Department of Homeland Security (DHS) Secretary Alejandro Mayorkas on March 31 previewed six “sprints” planned by DHS and its Cybersecurity and Infrastructure Security Agency (CISA) component throughout 2021 to bolster Federal cybersecurity across a range of areas including ransomware, industrial control system (ICS) security, and workforce development.
In prepared remarks at a virtual event hosted by RSA, Mayorkas said each sprint will play out over 60 days and will address “the most important and most urgent priorities needed to achieve our goals.” The sprints, he said, “will mobilize action by elevating existing efforts, removing roadblocks, and launching new initiatives where necessary.”
Ransomware in the Crosshairs
The first sprint will focus on ransomware attacks that have been on the rise particularly during the coronavirus pandemic, and that often victimize organizations with less sophisticated cyber defenses, such as hospitals and schools.
He said DHS “in the coming weeks” will “step up our efforts to tackle ransomware on both ends of the equation,” including launching an awareness campaign and engaging with industry partners including insurance companies.
“With respect to responding to ransomware attacks, we will strengthen our capabilities to disrupt those who launch them and the marketplaces that enable them,” Mayorkas said while declaring that ransomware “now poses a national security threat.”
Mayorkas said DHS next month will launch the second in the series of sprints, this one focused on workforce development.
“Front and center is support for our current workforce, who have done a heroic job protecting the election and now responding to two major incidents,” he said. The sprint will include launching a DHS “Honors Program” with an initial focus on cybersecurity, expanding an existing cybersecurity education and training program aimed at teachers, and stepping up the agency’s diversity-equity-inclusiveness (DEI) strategy “to ensure we are attracting, developing, and retaining the best diverse talent.”
“Beyond DHS, we will champion DEI across the cyber workforce of the entire federal government,” he said.
ICS and Beyond
Mayorkas said the third sprint will focus on “mobilizing action to improve the resilience of industrial control systems,” and is set to launch “later this summer.”
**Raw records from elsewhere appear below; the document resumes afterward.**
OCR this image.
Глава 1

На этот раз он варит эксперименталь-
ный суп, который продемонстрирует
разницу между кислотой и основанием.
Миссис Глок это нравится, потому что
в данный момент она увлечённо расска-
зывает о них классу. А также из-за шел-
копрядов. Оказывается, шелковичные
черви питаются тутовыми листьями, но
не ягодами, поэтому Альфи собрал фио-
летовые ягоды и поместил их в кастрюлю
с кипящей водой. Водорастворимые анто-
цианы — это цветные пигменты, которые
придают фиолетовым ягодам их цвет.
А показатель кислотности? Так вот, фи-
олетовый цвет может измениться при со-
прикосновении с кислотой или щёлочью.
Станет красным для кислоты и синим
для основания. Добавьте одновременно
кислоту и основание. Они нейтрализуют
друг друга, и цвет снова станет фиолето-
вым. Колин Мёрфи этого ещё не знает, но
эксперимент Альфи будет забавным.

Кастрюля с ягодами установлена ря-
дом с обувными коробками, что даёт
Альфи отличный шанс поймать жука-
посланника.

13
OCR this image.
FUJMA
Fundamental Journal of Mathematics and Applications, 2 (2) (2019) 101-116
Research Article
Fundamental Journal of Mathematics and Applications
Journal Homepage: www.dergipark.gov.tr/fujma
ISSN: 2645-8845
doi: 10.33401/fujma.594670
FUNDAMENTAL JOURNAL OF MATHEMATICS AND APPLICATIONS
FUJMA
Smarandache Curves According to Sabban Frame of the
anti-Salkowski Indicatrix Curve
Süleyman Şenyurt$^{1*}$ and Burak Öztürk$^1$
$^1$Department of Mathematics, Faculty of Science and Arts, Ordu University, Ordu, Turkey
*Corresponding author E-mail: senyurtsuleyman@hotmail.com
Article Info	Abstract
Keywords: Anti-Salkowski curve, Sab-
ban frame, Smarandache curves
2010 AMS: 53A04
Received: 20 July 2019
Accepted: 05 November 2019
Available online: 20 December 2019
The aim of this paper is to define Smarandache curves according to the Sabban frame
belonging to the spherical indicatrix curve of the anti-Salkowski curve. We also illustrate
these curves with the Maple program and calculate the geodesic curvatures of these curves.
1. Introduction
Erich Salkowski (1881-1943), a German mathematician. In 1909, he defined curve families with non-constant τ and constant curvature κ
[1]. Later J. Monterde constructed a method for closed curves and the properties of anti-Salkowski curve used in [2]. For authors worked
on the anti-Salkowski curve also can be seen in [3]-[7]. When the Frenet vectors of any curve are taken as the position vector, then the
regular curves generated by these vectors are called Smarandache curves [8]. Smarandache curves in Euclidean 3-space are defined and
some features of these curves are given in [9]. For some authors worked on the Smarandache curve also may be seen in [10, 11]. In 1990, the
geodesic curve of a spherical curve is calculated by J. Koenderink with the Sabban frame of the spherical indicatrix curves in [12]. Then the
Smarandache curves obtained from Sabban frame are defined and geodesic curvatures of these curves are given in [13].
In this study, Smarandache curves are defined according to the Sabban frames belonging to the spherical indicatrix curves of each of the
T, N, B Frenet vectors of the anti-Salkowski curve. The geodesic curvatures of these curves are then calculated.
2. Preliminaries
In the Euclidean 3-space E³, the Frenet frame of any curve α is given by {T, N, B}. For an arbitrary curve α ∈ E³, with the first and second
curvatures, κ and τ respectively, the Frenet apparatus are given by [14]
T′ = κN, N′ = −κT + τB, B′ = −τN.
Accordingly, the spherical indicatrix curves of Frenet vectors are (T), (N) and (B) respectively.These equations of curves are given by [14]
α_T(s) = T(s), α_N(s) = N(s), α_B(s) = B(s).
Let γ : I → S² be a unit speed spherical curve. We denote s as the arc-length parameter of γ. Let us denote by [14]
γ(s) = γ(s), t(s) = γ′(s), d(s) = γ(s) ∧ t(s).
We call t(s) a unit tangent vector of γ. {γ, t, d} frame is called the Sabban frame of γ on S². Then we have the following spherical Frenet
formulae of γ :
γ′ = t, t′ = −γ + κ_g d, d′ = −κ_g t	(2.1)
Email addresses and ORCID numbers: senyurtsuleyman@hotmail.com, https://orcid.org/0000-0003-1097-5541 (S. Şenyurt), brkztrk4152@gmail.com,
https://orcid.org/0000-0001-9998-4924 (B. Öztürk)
The final three sprints will target improving protections for transportation systems, safeguarding election systems, and advancing international capacity-building efforts.
Mayorkas also spoke about the SolarWinds Orion supply chain hack, and said dealing with that “cannot be done in a sprint, as it will take months or even years to fully implement. He said the SolarWinds Orion exploit also points to the need for risk-based security approaches and an eventual move to zero trust security concepts.
“While some risks are clearly associated with certain foreign companies and governments, we need a risk-based approach to ensure we address all systemic supply chain risks,” Mayorkas said. “Bearing in mind that 100% cybersecurity is not possible, this includes considering zero trust architectures where needed to reach the level of resilience required.”
Finally, the DHS Secretary talked about the transition to post-quantum encryption algorithms necessary to stay ahead of quantum science development that can more easily defeat existing encryption structures.
“The transition to post-quantum encryption algorithms is as much dependent on the development of such algorithms as it is on their adoption,” he said. “While the former is already ongoing, planning for the latter remains in its infancy. We must prepare for it now to protect the confidentiality of data that already exists today and remains sensitive in the future.”
“This is a priority and DHS will start developing a plan for how it can help facilitate this transition,” Mayorkas said. “Considering the scale, implementation will be driven by the private sector, but the government can help ensure the transition will occur equitably, and that nobody will be left behind.”